Entre le 1er avril 1925 et le 1er avril 1930, Hildebrand Gurlitt dirige le Musée du Roi Albert de Zwickau. Il est licencié à cause de son engagement pour un art moderne alors banni et pour son côté dépensier. Entre mai 1931 et juin 1933, il est directeur de l'association artistique de Hambourg, il peut encore mettre en place une exposition sur l'art moderne italien en avril 1933. Mais les pressions deviennent rapidement trop fortes, Gurlitt est contraint de démissionner de son poste le 14 juillet 1933.
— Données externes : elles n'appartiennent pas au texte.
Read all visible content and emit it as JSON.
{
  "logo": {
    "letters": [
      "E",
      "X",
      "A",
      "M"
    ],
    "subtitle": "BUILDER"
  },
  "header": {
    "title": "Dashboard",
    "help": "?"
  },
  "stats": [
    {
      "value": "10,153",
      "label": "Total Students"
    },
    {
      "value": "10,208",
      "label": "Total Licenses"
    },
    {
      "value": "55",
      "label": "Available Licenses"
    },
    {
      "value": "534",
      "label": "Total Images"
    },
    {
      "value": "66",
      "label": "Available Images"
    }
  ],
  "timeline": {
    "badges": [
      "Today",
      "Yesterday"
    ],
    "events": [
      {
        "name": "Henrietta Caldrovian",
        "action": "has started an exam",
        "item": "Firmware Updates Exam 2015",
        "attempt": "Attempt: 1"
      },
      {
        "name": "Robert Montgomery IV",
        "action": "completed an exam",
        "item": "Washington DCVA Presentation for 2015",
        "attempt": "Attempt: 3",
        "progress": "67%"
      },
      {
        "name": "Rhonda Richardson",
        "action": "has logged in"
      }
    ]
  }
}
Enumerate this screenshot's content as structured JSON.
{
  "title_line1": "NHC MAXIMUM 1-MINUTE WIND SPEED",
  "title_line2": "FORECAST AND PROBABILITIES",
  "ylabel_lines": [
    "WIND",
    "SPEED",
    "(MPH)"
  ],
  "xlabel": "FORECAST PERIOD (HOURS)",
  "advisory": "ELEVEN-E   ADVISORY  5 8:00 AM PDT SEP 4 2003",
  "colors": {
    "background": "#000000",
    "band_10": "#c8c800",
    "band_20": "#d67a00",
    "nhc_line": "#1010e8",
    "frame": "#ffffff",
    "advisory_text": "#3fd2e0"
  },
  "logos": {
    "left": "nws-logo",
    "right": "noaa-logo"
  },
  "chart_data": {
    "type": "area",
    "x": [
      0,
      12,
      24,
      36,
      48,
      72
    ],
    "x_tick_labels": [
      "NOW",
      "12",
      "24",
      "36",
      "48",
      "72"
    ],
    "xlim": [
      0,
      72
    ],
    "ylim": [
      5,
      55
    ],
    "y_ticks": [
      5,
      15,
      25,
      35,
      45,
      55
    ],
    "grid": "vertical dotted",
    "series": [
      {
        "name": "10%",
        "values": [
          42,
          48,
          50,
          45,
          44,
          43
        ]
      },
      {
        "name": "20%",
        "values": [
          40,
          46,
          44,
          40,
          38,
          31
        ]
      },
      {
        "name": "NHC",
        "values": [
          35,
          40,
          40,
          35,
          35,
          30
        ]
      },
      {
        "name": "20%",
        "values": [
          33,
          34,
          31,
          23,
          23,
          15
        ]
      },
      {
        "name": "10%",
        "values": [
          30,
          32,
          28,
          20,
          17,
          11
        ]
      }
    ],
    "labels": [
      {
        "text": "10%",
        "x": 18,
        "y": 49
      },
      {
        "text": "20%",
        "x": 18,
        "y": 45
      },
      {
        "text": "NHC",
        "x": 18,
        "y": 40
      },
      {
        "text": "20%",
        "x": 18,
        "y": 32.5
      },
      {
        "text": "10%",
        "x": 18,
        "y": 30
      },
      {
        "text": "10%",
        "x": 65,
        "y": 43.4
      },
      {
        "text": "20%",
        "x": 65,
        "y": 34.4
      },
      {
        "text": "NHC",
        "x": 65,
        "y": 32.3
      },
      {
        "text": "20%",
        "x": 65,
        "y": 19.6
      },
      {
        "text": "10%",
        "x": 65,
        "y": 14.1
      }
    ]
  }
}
Il gagne son indépendance en s'établissant comme marchand d'art à Hambourg avec la société Kunstkabinett Dr H. Gurlitt. Il a beaucoup de succès. Des officiers du Parti font savoir ce qu'ils savent de la grand-mère juive Elisabeth Gurlitt (née Lewald), et la menace ne porte à présent plus seulement sur son commerce de l'art, mais sur toute son existence, puisqu'il est considéré comme « métis ». Mais comme les puissants à Hambourg faisaient des affaires lucratives avec lui et ont ensuite utilisé ses connaissances dans les acquisitions d'art pillé, ces accusations n'ont jamais été faites de manière officielle ni publique

1937 : retrait des œuvres "dégénérées" (plus de 16 000 œuvres) qui seront vendues à l'étranger pour financer la guerre. Gurlitt postule pour être "vendeur officiel"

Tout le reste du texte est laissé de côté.